Table 5 Optimization results of the five algorithms on 100-D functions
Table 6 Optimization results of the four algorithms on 200-D functions

It is notable that almost all solutions obtained by involved algorithms for each of the three complicated multimodal functions share the same order of magnitude, although Wilcoxon rank-sum test reveals that these algorithms really show significantly different performance on this type of functions. This confirms the challenge in solving them. For this type of functions, even in a local solution region, their structural characteristics tend to be very complex and are very hard for the traditional RBF and also RP-RBF to fit. This limits the superiority of RPHSA to a certain extent.

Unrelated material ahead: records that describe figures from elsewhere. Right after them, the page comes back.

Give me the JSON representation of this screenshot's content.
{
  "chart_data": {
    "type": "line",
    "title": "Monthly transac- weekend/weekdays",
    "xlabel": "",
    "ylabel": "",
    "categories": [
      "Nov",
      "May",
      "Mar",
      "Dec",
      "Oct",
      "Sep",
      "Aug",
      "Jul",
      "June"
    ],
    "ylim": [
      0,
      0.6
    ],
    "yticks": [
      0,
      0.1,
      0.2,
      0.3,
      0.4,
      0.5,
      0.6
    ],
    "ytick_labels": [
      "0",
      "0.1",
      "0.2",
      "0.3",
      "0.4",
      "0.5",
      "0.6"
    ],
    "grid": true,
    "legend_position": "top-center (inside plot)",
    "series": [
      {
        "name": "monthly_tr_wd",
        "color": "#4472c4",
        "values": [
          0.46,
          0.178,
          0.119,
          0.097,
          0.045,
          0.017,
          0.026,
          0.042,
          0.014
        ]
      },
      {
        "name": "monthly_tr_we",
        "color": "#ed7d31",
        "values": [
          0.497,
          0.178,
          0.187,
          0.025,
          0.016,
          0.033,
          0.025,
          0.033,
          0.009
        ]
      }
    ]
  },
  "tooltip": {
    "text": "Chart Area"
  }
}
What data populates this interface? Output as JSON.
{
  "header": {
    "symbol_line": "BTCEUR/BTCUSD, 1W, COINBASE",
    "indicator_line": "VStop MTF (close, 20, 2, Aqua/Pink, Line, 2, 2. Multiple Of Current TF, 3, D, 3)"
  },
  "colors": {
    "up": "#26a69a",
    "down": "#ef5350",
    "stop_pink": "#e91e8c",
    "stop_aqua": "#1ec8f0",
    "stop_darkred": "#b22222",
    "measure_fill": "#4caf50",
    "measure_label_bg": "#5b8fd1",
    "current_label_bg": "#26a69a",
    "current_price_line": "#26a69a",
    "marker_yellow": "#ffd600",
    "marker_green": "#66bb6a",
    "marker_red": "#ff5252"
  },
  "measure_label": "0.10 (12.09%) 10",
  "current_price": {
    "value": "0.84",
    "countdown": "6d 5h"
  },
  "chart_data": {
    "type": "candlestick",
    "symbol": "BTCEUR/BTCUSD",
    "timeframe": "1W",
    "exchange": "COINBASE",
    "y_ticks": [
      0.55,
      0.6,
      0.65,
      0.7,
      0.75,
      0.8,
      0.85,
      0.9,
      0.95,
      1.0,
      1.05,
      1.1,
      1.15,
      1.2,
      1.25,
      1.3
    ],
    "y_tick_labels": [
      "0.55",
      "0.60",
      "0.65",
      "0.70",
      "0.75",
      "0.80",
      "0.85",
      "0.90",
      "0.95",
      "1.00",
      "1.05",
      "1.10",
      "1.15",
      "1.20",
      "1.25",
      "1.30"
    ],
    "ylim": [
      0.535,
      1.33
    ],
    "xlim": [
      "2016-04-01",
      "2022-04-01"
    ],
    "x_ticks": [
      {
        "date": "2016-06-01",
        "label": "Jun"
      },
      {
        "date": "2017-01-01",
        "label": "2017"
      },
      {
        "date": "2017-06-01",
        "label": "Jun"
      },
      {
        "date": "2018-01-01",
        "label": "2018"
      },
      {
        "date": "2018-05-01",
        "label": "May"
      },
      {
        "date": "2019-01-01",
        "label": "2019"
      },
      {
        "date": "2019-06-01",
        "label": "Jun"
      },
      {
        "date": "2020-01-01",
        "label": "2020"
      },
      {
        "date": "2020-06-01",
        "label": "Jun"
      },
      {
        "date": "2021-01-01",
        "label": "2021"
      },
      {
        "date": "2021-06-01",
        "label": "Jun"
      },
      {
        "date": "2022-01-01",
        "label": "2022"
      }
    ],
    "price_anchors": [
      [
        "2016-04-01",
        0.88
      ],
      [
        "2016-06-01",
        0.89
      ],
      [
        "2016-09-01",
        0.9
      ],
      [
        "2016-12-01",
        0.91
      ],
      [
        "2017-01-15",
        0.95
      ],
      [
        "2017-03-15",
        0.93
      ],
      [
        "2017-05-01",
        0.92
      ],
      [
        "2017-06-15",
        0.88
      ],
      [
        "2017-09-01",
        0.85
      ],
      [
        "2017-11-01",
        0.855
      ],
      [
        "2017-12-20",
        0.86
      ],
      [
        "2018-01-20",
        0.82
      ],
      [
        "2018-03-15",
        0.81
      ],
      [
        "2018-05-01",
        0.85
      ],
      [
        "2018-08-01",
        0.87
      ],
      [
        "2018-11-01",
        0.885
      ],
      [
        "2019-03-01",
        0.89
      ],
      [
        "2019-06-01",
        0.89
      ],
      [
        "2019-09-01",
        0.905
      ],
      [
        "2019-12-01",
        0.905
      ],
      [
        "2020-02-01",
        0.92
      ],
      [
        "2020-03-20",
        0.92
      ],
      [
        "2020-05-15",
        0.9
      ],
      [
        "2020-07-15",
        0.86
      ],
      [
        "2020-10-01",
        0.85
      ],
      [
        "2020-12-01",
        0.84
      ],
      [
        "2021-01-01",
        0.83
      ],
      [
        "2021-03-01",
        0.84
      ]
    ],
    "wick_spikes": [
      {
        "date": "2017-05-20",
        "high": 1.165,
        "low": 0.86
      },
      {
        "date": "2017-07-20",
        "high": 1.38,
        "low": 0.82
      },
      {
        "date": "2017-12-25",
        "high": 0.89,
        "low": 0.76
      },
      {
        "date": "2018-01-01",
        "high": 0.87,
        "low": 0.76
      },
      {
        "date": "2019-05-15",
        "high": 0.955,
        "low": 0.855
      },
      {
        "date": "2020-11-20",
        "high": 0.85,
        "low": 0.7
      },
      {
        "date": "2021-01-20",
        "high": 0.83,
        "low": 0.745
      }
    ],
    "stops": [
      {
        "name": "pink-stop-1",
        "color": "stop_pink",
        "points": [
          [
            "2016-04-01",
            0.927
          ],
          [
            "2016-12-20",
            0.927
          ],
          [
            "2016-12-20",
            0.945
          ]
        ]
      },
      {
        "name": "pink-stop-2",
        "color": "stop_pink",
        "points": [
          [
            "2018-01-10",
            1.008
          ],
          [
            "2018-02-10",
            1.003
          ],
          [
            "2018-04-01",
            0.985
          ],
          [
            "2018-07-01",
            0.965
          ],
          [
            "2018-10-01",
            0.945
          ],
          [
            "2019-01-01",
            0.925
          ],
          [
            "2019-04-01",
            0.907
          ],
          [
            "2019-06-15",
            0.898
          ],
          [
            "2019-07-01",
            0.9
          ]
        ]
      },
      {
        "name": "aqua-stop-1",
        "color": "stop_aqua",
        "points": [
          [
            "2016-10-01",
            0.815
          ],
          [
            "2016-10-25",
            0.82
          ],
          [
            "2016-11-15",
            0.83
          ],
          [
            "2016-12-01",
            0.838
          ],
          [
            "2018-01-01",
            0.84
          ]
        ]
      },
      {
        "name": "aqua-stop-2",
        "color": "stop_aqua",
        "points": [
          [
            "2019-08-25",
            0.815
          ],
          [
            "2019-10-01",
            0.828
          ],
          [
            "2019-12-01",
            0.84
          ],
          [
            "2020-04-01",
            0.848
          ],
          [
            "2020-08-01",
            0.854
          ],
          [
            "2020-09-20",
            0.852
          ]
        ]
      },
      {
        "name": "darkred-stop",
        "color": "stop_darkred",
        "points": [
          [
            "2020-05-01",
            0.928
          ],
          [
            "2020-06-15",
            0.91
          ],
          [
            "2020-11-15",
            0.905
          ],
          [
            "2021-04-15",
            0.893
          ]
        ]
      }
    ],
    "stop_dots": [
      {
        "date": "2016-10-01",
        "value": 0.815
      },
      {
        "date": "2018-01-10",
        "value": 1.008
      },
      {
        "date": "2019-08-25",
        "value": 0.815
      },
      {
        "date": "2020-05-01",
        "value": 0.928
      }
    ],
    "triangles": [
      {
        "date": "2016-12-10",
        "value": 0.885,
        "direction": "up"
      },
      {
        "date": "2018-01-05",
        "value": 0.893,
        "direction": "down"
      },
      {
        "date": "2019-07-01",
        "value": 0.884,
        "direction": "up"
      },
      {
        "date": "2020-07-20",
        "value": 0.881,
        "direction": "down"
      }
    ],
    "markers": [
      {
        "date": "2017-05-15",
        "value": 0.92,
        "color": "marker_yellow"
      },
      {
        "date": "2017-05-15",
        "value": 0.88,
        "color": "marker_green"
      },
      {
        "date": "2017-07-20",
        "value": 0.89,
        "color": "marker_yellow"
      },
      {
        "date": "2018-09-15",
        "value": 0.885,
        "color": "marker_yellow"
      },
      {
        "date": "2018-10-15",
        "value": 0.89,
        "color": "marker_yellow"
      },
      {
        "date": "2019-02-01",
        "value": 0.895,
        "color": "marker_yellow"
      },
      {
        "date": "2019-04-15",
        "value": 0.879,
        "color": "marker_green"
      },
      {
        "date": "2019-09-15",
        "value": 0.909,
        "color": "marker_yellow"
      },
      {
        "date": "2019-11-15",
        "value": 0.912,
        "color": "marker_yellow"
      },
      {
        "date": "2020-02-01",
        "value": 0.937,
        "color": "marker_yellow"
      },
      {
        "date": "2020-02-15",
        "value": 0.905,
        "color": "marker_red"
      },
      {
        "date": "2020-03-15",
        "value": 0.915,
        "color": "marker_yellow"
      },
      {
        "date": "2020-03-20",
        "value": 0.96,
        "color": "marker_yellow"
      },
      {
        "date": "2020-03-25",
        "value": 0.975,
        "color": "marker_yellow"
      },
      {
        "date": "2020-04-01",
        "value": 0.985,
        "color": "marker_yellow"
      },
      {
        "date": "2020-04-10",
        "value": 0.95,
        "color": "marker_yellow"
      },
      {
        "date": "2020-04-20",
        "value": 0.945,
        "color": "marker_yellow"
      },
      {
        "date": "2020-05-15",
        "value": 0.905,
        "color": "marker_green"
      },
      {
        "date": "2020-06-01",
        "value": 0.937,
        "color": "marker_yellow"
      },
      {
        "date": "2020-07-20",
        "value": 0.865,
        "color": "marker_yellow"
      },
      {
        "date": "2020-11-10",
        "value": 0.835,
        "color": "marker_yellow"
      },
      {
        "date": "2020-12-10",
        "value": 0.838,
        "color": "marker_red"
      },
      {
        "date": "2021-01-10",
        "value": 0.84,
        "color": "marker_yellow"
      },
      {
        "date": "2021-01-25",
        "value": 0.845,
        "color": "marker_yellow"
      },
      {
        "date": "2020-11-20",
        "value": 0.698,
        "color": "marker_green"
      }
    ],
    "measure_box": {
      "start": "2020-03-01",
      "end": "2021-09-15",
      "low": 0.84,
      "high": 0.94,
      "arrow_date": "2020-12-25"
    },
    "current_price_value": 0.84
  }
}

To further demonstrate the performance differences among the five algorithms, we present their convergence curves on 100-D and 200-D functions in Figs. 4 and 5, respectively. It can be seen that no matter the function dimension is 100 or 200, RPHSA always keeps a more stable improvement tendency and continuously finds new better solutions during the whole evolution process. Its convergence rate is also faster than those of other algorithms on most functions, leading to better final optimization results.

Fig. 4
figure 4

Convergence curves of the five algorithms on 100-D functions

Fig. 5
figure 5

Convergence curves of the four algorithms on 200-D functions

Conclusion

In this paper, an RP-enhanced hierarchical SAEA, i.e., RPHSA, is proposed to solve high-dimensional computationally expensive optimization problems. RPHSA inherits the fine framework of ESAO, but builds the local surrogate model therein, i.e., RBF, with the help of RP and develops a new local model named RP-RBF. Different from ESAO which directly trains its local model in the original high-dimensional space, RPHSA trains a group of RBFs in their respective subspaces generated by RP and constructs the final RP-RBF by averaging all low-dimensional RBFs. With the introduction of RP, not only the main characteristics of the original high-dimensional problem can be preserved to a large extent, but also the number of samples required for modeling can be significantly reduced. Experimental results on seven 100-D and 200-D functions indicate that RP-RBF has higher approximation accuracy and thus greatly enhances the optimization capability of RPHSA. Compared with four state-of-the-art SAEAs, RPHSA presents obvious superiority in solution quality, scalability, and convergence performance.

In future work, we will attempt to apply RPHSA to solve some real-world high-dimensional expensive problems. It is also interesting to scale up to other kinds of surrogate models such as GP with RP under the framework of RPHSA.